EULAR recommendations for the management of rheumatoid arthritis with synthetic and biological disease-modifying antirheumatic drugs: 2016 update.
Smolen JS., Landewé R., Bijlsma J., Burmester G., Chatzidionysiou K., Dougados M., Nam J., Ramiro S., Voshaar M., van Vollenhoven R., Aletaha D., Aringer M., Boers M., Buckley CD., Buttgereit F., Bykerk V., Cardiel M., Combe B., Cutolo M., van Eijk-Hustings Y., Emery P., Finckh A., Gabay C., Gomez-Reino J., Gossec L., Gottenberg J-E., Hazes JMW., Huizinga T., Jani M., Karateev D., Kouloumas M., Kvien T., Li Z., Mariette X., McInnes I., Mysler E., Nash P., Pavelka K., Poór G., Richez C., van Riel P., Rubbert-Roth A., Saag K., da Silva J., Stamm T., Takeuchi T., Westhovens R., de Wit M., van der Heijde D.

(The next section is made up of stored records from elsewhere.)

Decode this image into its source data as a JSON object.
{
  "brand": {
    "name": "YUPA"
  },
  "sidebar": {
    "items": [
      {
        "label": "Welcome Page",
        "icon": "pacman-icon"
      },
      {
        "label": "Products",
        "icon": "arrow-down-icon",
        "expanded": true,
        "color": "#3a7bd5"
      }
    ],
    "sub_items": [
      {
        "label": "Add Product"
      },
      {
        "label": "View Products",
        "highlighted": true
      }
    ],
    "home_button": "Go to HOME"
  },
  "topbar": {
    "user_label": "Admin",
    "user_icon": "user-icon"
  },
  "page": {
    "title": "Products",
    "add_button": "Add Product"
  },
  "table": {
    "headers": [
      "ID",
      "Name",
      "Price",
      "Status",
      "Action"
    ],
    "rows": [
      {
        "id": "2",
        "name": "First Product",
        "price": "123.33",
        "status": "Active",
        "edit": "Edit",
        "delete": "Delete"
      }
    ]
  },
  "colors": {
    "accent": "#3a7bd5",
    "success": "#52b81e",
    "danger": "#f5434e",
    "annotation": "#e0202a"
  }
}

Recent insights in rheumatoid arthritis (RA) necessitated updating the European League Against Rheumatism (EULAR) RA management recommendations. A large international Task Force based decisions on evidence from 3 systematic literature reviews, developing 4 overarching principles and 12 recommendations (vs 3 and 14, respectively, in 2013). The recommendations address conventional synthetic (cs) disease-modifying antirheumatic drugs (DMARDs) (methotrexate (MTX), leflunomide, sulfasalazine); glucocorticoids (GC); biological (b) DMARDs (tumour necrosis factor (TNF)-inhibitors (adalimumab, certolizumab pegol, etanercept, golimumab, infliximab), abatacept, rituximab, tocilizumab, clazakizumab, sarilumab and sirukumab and biosimilar (bs) DMARDs) and targeted synthetic (ts) DMARDs (Janus kinase (Jak) inhibitors tofacitinib, baricitinib). Monotherapy, combination therapy, treatment strategies (treat-to-target) and the targets of sustained clinical remission (as defined by the American College of Rheumatology-(ACR)-EULAR Boolean or index criteria) or low disease activity are discussed. Cost aspects were taken into consideration. As first strategy, the Task Force recommends MTX (rapid escalation to 25 mg/week) plus short-term GC, aiming at >50% improvement within 3 and target attainment within 6 months. If this fails stratification is recommended. Without unfavourable prognostic markers, switching to-or adding-another csDMARDs (plus short-term GC) is suggested. In the presence of unfavourable prognostic markers (autoantibodies, high disease activity, early erosions, failure of 2 csDMARDs), any bDMARD (current practice) or Jak-inhibitor should be added to the csDMARD. If this fails, any other bDMARD or tsDMARD is recommended. If a patient is in sustained remission, bDMARDs can be tapered. For each recommendation, levels of evidence and Task Force agreement are provided, both mostly very high. These recommendations intend informing rheumatologists, patients, national rheumatology societies, hospital officials, social security agencies and regulators about EULAR's most recent consensus on the management of RA, aimed at attaining best outcomes with current therapies.